Tao Yaling, Zhu Junqi, Yu Xiaoling, Cong Huaiwei, Li Jinpeng, Cai Ting, Chen Qian
Ningbo No 2 Hospital, Ningbo, China.
Ningbo Institute of Life and Health Industry, University of Chinese Academy of Sciences, Ningbo, China.
Front Genet. 2023 Oct 6;14:1208651. doi: 10.3389/fgene.2023.1208651. eCollection 2023.
Understanding the key factors in the tumor microenvironment (TME) that affect the prognosis of gliomas is crucial. In this study, we sought to uncover the prognostic significance of immune cells and immune-related genes in the TME of gliomas. We incorporated data of 970 glioma patient samples from the Chinese Glioma Genome Atlas (CGGA) database as the training set, and an additional set of 666 samples from The Cancer Genome Atlas (TCGA) database served as the validation set. From our analysis, we identified 21 immune-related differentially expressed genes (DEGs) in the TME, which holds implications for glioma prognosis. Based on these genes, we constructed a prognostic risk model on the 21 genes. The prognostic risk model demonstrated robust performance with an area under the curve (AUC) value of 0.848. Notably, the risk score derived from the model emerged as an independent prognostic factor of gliomas, with high risk scores indicative of an unfavorable prognosis. Furthermore, we observed that high infiltration levels of certain immune cells, namely, activated dendritic cells, M0 macrophages, M2 macrophages, and regulatory T cells (Tregs), correlated with an unfavorable glioma prognosis. In conclusion, our findings suggested that the TME of gliomas harbored a distinct immune-associated signature, comprising 21 immune-related genes and specific immune cells.
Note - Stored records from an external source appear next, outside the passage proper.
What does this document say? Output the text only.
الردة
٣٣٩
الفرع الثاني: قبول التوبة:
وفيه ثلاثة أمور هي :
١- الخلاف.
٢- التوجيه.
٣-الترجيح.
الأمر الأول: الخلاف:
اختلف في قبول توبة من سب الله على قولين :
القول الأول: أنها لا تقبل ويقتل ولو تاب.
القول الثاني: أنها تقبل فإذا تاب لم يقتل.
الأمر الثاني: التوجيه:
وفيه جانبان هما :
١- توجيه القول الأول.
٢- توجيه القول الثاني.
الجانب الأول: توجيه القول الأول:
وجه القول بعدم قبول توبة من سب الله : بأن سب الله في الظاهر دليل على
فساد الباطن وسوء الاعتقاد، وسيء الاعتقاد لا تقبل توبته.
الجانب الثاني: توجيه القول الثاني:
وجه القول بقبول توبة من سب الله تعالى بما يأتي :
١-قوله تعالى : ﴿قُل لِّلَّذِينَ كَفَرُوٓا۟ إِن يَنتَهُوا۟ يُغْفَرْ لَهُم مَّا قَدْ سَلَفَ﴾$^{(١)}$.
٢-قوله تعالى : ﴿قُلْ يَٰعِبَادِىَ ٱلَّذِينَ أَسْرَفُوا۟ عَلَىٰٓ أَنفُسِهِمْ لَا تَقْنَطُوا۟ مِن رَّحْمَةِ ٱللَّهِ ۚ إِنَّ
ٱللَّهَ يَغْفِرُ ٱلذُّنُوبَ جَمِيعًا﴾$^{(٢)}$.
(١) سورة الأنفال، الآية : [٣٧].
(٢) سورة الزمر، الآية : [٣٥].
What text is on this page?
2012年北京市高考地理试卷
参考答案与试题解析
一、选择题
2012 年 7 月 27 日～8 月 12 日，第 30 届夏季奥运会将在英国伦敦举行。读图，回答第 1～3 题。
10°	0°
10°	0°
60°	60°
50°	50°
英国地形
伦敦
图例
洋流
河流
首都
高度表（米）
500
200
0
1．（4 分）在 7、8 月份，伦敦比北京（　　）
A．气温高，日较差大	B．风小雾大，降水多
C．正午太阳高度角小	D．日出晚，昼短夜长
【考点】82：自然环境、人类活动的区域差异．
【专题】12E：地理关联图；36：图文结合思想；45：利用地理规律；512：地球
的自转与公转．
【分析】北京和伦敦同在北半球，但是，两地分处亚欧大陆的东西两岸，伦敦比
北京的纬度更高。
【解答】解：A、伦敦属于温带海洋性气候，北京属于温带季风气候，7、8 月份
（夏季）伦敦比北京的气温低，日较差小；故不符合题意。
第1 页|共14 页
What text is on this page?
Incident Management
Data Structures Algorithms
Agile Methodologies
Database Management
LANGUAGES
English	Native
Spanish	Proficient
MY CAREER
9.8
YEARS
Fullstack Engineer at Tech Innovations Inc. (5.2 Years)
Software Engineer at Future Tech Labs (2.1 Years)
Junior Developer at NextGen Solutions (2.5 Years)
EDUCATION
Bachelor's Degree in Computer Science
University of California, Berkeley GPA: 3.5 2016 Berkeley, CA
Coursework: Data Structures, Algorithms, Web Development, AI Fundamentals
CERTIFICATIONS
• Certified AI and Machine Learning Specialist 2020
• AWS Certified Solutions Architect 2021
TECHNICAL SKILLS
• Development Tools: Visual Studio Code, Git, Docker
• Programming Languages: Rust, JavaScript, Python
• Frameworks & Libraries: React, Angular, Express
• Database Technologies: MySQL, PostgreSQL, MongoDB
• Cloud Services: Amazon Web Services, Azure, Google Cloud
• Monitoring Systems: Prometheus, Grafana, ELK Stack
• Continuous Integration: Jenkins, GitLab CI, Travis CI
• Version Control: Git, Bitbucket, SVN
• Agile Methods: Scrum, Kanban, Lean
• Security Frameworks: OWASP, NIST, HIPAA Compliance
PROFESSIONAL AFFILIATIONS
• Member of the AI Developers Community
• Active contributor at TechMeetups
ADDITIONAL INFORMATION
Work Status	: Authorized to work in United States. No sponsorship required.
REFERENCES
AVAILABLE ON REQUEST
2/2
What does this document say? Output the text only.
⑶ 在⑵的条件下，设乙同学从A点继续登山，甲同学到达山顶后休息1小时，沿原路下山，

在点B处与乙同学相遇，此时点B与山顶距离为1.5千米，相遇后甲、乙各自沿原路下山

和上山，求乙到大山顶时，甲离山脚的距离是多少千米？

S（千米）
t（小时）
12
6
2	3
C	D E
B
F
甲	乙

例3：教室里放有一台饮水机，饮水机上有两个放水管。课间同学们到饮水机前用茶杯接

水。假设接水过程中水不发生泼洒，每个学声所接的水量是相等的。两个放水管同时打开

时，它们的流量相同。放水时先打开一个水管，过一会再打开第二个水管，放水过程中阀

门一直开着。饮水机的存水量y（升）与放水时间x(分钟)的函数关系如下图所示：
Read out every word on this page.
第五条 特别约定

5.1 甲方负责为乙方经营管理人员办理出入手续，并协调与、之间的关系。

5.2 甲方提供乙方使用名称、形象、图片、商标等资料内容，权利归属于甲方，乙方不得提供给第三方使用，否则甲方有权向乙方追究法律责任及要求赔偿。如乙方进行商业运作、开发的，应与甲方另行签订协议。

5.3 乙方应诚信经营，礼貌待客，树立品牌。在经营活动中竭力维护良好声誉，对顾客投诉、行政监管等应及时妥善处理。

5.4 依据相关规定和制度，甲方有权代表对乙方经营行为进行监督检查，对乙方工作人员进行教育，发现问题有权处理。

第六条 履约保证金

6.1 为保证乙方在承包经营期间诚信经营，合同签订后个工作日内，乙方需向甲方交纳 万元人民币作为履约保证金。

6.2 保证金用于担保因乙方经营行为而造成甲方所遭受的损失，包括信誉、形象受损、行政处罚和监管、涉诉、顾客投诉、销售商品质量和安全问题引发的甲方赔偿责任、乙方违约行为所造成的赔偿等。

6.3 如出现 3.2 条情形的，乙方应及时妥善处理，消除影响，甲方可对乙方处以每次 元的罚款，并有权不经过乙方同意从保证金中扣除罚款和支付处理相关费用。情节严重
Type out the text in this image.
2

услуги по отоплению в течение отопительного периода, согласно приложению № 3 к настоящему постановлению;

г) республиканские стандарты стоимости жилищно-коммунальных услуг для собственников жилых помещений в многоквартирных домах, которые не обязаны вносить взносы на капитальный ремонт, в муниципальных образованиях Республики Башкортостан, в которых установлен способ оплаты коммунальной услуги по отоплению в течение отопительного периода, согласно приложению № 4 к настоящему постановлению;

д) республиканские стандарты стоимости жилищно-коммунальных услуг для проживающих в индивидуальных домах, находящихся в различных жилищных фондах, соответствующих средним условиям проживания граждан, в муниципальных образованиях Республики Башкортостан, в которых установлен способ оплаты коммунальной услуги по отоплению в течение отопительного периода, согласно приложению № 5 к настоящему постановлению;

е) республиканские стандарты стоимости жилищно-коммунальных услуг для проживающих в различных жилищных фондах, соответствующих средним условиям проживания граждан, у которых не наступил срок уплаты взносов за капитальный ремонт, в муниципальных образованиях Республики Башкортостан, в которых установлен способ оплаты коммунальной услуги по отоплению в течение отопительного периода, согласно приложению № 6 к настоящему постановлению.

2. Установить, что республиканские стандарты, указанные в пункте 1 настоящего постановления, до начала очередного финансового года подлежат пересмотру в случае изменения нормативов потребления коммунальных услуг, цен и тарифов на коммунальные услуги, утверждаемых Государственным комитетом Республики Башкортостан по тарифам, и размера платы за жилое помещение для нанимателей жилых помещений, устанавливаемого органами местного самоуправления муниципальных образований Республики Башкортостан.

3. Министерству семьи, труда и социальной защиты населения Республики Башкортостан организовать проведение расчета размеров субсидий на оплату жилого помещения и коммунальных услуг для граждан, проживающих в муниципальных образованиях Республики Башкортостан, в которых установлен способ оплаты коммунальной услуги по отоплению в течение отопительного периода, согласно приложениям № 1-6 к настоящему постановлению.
These elements significantly influence the prognosis and present potential as novel indicators in the clinical assessment of glioma patient outcomes.
了解肿瘤微环境(TME)中影响胶质瘤预后的关键因素至关重要。在本研究中,我们试图揭示胶质瘤TME中免疫细胞和免疫相关基因的预后意义。我们纳入了来自中国胶质瘤基因组图谱(CGGA)数据库的970例胶质瘤患者样本数据作为训练集,另外来自癌症基因组图谱(TCGA)数据库的666例样本作为验证集。通过我们的分析,我们在TME中鉴定出21个免疫相关差异表达基因(DEG),这对胶质瘤预后具有重要意义。基于这些基因,我们构建了一个基于这21个基因的预后风险模型。该预后风险模型表现出强大的性能,曲线下面积(AUC)值为0.848。值得注意的是,该模型得出的风险评分成为胶质瘤的独立预后因素,高风险评分表明预后不良。此外,我们观察到某些免疫细胞,即活化树突状细胞、M0巨噬细胞、M2巨噬细胞和调节性T细胞(Tregs)的高浸润水平与不良的胶质瘤预后相关。总之,我们的研究结果表明,胶质瘤的TME具有独特的免疫相关特征,包括21个免疫相关基因和特定的免疫细胞。这些因素显著影响预后,并在胶质瘤患者临床结局评估中作为新指标具有潜力。